In its design and decor, the film is nothing short of sumptuous.  But in this, as in its superb photography, it is functional and never ostentatious.  Rumor circulated that Anderson was acting as director of photography for this project, in addition to producing, writing and directing.  He asserts that photography was a collaborative endeavor and no one person is credited.  Whatever the specifics of production, Anderson has, from the beginning, displayed a tremendous visual sense and clearly had a strong hand in cinematographer Robert Elswit’s work on past features.  If anything, Phantom Thread is his most visually engaging work.  Within a single scene, the camera will glide in anticipation of movement, parry with actors, parallel unexpected vistas, and then initiate a swift dialogue of close-ups, low-angles, and tilts to radically expand and contract the established space.  Persons and objects are foregrounded or obscured to constantly shift and realign attention.  While the camera is constantly evolving and commenting, it is always primarily descriptive and never florid.

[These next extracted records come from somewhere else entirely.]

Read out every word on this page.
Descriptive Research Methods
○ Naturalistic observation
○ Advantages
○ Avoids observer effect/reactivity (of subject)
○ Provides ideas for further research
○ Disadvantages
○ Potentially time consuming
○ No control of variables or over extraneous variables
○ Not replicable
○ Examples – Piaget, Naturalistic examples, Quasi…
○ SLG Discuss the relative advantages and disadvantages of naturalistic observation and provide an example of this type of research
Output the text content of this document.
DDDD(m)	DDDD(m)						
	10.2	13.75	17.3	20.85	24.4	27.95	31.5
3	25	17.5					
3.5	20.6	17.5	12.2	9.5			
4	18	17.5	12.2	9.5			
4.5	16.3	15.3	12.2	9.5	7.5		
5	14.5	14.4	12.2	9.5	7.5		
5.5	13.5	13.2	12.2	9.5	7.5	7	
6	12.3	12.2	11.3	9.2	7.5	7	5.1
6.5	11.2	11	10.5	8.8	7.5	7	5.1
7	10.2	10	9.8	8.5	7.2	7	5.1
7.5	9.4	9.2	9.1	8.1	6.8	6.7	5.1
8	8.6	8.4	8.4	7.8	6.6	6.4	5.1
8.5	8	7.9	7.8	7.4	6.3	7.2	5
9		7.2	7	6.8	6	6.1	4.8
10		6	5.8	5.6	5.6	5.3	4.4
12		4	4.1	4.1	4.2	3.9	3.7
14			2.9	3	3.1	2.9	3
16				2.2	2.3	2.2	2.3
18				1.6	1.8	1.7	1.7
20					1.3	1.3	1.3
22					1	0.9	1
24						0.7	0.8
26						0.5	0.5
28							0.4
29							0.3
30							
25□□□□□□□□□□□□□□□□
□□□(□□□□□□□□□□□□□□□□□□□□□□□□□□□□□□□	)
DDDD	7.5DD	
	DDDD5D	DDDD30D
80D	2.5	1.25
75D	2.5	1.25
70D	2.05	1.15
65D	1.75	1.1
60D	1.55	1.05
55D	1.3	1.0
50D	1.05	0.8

Likewise, the sound thrums along in exacting detail, but is so constant and seamlessly polite that it manages to sneak up on the viewer.  Jonny Greenwood once again (as he has since There Will Be Blood) provides a restless and often unnerving score.  The original pieces are woven amongst Debussy, Schubert, and Duke Ellington, and the accompaniment is nearly uninterrupted.  Thus, when the music does stop, or finally build to bang about at the intensity of argument, it is an unexpectedly overwhelming sensation.

Phantom Thread, like most of Anderson’s work, is an uncomfortable masterpiece.  It manages to keep you “on the edge of your seat” with little in the way of conventional suspense or danger.  The detailing of desire and self-sabotage is so meticulously nuanced that minor revelations and reversals can elicit gasps or sighs of recognition.  The very structure of the story, as recounted by a principal player, weaves suspicion and speculation into the fabric of the film, and these are played into and against to delirious effect.  There is an early confrontation that prompts Reynolds to pointedly suggest that Alma’s aesthetic taste may be “just enough to get you into trouble.”  It is a curt and needlessly punitive observation, but it may well outline the questions above all else.  The film is about taste, and trouble, and the inescapable nearness of the dead.

  Oh, and seeing it projected in 70mm at the exquisite Coolidge Corner Theatre was very heaven.

 

Phantom Thread
2017
dir. Paul Thomas Anderson
130 min.

Now playing on 70mm at Coolidge Corner Theatre, and lesser formats elsewhere.